Non solo Sanremo. Nel giorno in cui la stampa veniva convocata per la maratona degli ascolti (lo scorso venerdì), per fortuna c’era anche altro da fare. E da ascoltare.
In uscita c’era il nuovo di Elvis Costello, che come forse avrà intuito chi bazzica da queste parti, è uno dei miei artisti preferiti. Lo seguo da sempre, nei suoi alti e bassi, l’ho visto varie volte in concerto, ho avuto anche l’onere/onore di intervistarlo face-to-face, tanto tempo fa.
L’ho pure criticato, le poche volte che il suo iperattivismo creativo ha abbassato l’asticella della qualità.

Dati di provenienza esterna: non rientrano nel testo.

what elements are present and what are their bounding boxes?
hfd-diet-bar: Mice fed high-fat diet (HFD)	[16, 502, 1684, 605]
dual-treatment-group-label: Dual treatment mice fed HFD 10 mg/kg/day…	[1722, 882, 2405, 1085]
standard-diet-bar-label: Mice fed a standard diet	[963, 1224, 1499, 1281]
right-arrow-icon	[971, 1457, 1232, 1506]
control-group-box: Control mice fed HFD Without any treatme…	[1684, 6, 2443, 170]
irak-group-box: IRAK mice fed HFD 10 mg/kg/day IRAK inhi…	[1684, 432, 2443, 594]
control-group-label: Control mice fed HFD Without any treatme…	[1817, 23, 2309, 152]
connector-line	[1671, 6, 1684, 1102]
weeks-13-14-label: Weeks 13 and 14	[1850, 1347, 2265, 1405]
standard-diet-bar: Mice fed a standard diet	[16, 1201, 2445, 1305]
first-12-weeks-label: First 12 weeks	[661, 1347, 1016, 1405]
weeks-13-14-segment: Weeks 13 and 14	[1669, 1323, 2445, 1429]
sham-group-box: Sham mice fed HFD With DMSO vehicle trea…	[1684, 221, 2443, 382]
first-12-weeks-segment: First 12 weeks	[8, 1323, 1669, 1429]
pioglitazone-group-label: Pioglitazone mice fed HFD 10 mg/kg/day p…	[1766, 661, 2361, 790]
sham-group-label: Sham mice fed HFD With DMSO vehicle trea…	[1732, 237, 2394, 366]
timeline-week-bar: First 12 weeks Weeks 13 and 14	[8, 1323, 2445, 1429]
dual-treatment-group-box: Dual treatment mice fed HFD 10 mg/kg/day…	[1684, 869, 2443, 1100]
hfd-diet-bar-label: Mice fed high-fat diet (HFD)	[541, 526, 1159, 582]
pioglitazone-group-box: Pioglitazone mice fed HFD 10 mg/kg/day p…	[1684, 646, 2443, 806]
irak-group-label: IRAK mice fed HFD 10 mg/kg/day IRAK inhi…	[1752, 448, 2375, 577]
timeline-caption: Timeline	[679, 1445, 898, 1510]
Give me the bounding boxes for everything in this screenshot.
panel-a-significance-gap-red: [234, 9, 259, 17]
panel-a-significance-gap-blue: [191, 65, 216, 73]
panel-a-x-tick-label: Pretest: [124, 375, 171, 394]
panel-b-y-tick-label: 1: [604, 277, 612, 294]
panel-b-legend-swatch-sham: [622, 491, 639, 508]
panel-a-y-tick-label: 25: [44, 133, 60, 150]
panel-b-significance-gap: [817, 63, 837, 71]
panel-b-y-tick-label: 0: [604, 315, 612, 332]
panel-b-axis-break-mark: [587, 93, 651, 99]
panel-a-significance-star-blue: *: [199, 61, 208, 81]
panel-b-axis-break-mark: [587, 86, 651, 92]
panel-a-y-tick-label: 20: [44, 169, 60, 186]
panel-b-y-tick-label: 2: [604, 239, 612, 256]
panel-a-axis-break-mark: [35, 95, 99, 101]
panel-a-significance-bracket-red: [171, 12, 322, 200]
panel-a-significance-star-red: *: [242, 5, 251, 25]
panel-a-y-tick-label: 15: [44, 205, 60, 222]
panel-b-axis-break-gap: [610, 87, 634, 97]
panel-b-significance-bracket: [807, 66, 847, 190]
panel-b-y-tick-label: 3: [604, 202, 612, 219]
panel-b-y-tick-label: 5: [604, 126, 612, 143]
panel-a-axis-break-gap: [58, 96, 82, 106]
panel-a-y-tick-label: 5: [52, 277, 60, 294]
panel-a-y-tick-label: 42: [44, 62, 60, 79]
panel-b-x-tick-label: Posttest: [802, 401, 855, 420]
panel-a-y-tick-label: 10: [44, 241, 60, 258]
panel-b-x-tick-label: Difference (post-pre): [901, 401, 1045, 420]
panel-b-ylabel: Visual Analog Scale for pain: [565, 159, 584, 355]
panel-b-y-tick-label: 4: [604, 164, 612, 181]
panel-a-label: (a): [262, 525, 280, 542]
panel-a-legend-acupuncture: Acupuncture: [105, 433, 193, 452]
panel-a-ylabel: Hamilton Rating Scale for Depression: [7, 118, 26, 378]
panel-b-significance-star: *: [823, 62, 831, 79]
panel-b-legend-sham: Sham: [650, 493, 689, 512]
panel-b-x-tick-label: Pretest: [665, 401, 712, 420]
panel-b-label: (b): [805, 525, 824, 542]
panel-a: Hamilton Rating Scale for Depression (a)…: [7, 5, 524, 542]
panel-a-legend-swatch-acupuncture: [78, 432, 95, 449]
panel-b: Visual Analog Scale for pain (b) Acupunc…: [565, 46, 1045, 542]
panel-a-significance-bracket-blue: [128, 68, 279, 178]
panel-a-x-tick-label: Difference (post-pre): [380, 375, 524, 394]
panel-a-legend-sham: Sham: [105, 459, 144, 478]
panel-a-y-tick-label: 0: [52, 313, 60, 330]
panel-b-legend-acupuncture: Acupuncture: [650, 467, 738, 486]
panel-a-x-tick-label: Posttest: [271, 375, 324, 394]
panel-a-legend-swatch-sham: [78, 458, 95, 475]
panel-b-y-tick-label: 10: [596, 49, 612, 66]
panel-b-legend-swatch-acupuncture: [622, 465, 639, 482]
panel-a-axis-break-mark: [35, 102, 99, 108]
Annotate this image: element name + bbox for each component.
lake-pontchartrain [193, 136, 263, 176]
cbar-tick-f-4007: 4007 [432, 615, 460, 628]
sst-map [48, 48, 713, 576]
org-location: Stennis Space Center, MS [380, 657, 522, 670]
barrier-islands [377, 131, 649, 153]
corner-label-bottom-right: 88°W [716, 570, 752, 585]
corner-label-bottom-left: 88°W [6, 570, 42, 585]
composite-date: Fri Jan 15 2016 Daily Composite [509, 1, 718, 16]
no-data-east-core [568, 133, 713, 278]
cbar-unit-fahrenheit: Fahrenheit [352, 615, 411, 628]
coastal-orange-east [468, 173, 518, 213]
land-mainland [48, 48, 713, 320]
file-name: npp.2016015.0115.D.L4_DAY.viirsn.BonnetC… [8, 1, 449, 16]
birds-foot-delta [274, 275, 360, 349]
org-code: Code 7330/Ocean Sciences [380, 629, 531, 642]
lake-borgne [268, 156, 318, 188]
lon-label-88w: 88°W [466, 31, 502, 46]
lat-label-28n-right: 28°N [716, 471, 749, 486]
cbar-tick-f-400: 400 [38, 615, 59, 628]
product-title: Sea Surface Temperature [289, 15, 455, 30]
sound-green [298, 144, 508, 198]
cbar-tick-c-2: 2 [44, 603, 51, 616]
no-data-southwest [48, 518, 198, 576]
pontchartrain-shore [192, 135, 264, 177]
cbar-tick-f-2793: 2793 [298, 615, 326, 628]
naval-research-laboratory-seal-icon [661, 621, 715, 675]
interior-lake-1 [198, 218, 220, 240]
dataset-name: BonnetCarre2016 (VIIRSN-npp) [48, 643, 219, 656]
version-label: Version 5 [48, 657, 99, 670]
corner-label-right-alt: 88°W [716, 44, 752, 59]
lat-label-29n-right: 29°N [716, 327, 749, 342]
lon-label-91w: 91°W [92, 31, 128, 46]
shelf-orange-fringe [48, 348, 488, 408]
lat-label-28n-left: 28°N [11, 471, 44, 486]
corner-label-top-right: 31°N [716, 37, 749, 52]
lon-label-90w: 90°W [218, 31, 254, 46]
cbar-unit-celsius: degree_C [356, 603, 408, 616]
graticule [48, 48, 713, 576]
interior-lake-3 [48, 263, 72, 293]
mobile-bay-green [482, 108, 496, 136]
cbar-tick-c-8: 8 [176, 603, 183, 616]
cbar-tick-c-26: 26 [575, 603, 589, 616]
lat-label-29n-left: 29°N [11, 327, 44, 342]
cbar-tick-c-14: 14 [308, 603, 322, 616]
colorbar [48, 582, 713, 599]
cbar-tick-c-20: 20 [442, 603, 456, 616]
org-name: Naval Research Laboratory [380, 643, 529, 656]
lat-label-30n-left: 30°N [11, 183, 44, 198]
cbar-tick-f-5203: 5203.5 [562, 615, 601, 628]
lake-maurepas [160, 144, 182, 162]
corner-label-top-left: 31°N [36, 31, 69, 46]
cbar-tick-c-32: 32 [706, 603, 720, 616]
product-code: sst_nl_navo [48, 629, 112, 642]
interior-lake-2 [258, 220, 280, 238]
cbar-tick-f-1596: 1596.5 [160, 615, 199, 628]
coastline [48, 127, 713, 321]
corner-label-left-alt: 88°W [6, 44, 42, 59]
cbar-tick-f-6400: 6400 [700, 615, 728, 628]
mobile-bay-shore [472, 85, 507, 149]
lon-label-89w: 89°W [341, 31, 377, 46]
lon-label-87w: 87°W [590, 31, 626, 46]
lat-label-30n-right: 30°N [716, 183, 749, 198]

Non è il caso, per fortuna, di questo “The Boy Named If”, realizzato coi fidi Imposters (e che piacere riascoltare l’organo di Steve Nieve!), che rilancia la foga e l’irruenza degli inizi con la maturità dei tempi moderni.
Per gli appassionati è una gioia risentire ritmi e melodie familiari, evitando di cadere nella banalità del déja vu, ragionando sui moti e le emozioni della giovinezza perduta, senza farsi troppo prendere dalle morse della nostalgia.
Sono tredici storie fra passato e presente, realtà e fantasia, una sorta di racconto della linea d’ombra di ognuno di noi.
Ecco il rock anni Sessanta di “Farewell, Ok”, le sonorità (quasi) vaudeville “The Man You Love To Hate”, la ballatona romantica “Paint The Rose Blues”, le delizie jazzy di “Trick Out The Truth” (con un testo lungo, ironico e articolato, dalle citazioni assortite) per chiudere con la grande bellezza della suadente “Mr. Crescent”.
In poche parole, un disco fatto come si deve, ispirato e brillante. Anzi, pimpante.
Mette di buon umore. E di questi tempi non è poco.